Faculty Research Highlights

Dr. Adolfo G. Cuevas receives Tufts CTSI Career Development Award (KL2)

This award is provided to junior faculty to conduct multidisciplinary clinical/patient-oriented research for a period of two years. This federally funded program provides the faculty with a team of highly-trained experts to foster the development and implementation of the mentored research project.

Project summary/abstract:
Achieving or maintaining a heathy weight has been shown to decrease chronic disease risk and improve quality of life. However, body weight is hindered by a complex interaction of environmental, biological, cultural, and cognitive factors. A National Institute of Health working group recently suggested that up-stream contributors to weight gain and regain, such as biological effects of stress, need to be considered in approaches to weight loss. While lifestyle behaviors have been shown to have profound impacts on weight, the contribution of psychological and social stress (psychosocial stress) to the risk of weight gain has been understudied.

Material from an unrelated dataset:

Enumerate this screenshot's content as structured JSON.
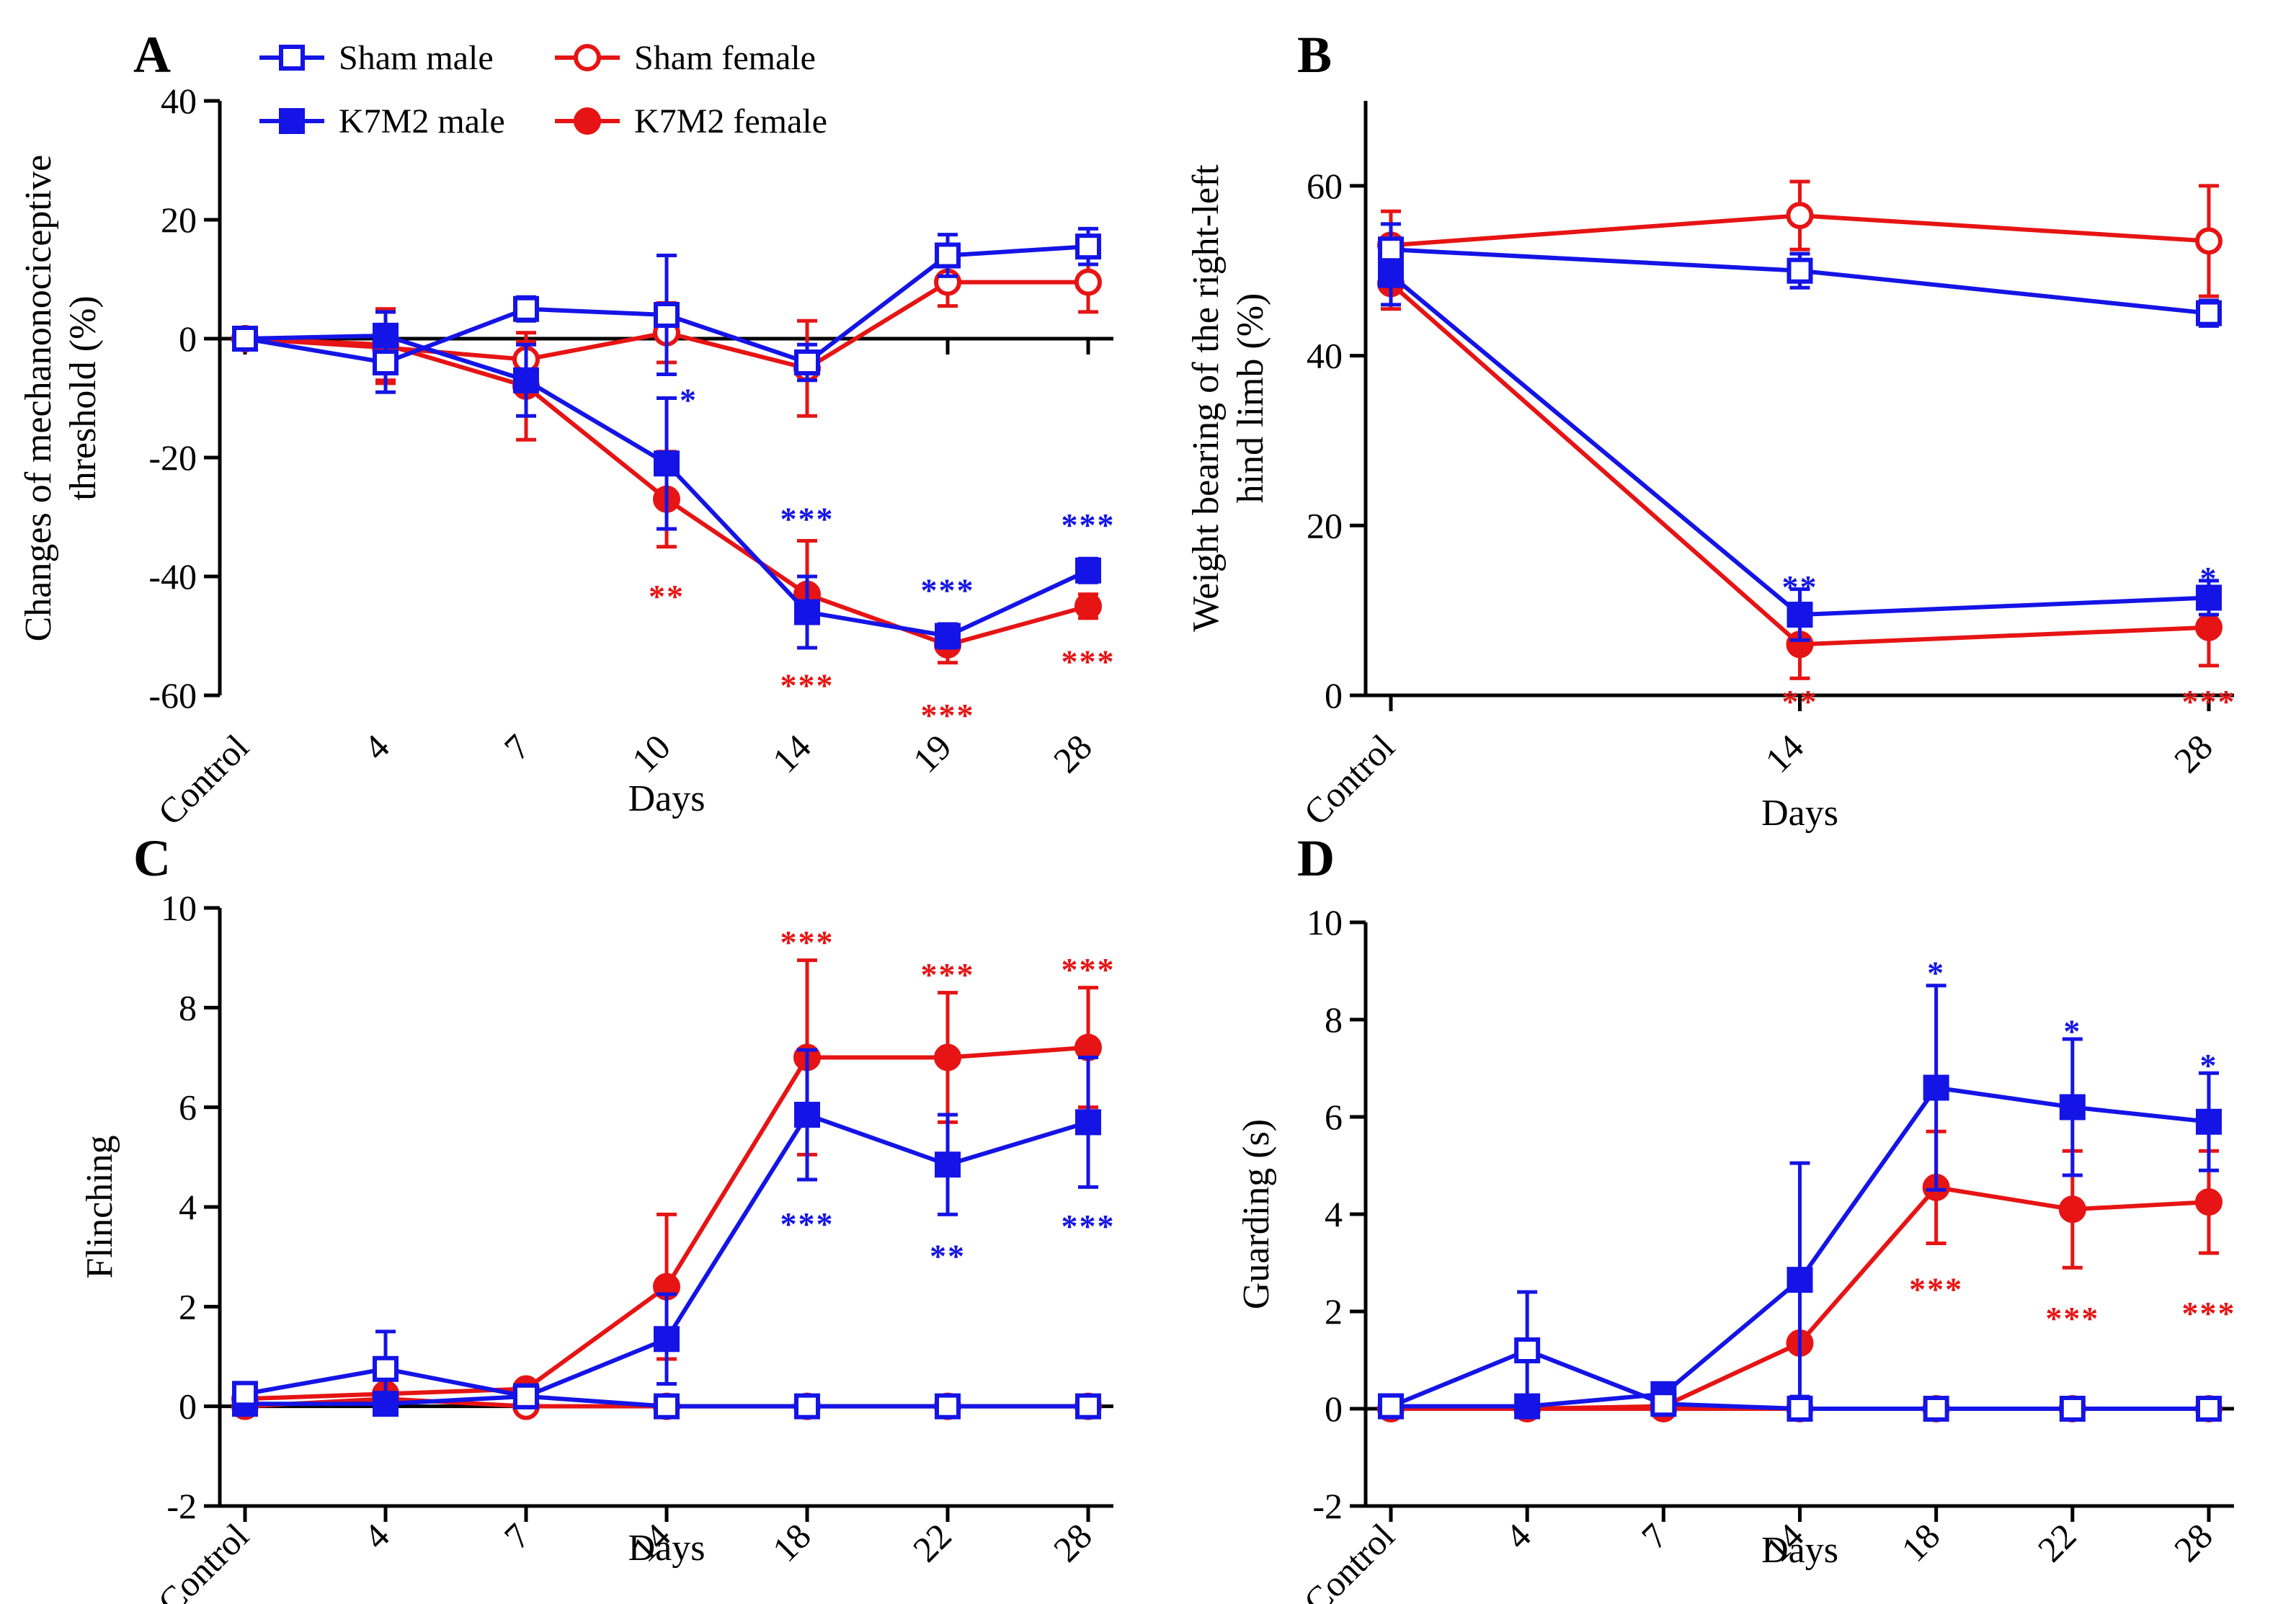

Using the Health and Retirement Study, this project will (1) longitudinally examine the association multiple types of stressors and the risk of overweight/obesity across race/ethnicity, (2) longitudinally examine the association between multiple types of stressors and obesity-related inflammation across race/ethnicity, and (3) longitudinally examine the protective effects of social resources on psychosocial stress and risk of overweight/obesity and obesity-related inflammation across race/ethnicity. : Defining the relationship between psychosocial stress and overweight/obesity will provide the foundation for developing an intervention protocol that seeks to reduce the impact of stress, improve BMI, and contribute to Tufts CTSI's mission.

Dr. Keren Ladin named Greenwall Faculty Scholar

Dr. Keren Ladin was recently named as Greenwall Faculty Scholar by the Greenwall Foundation. The Greenwall Faculty Scholars Program in Bioethics is a career development award to enable junior faculty members to carry out innovative bioethics research. This award supports research that goes beyond current work in bioethics to help resolve pressing ethical issues in clinical care, biomedical research, and public policy.

Dr. Ladin's project incorporates bioethics, social psychology, and health services approaches to examine disparities in transplantation and in access to health care more broadly.

Project abstract:
Although social support is routinely assessed during transplant candidate evaluation, we hypothesize that inconsistent definitions of social support and evaluation procedures may result in unequal treatment of patients with limited support. We hypothesize that clinicians have unconscious bias in favor of more socially connectedness patients, and that this bias will be significantly associated with waitlist decisions. Clinicians may experience moral distress and cognitive dissonance, which occurs when actions (using a discriminatory criterion) do not align with values (treating all patients fairly). Perspective-taking interventions, more supportive center-level and Medicaid policies, and reforming the social support criterion may be needed to reduce this source of bias and ensure equal access to solid organ transplantation.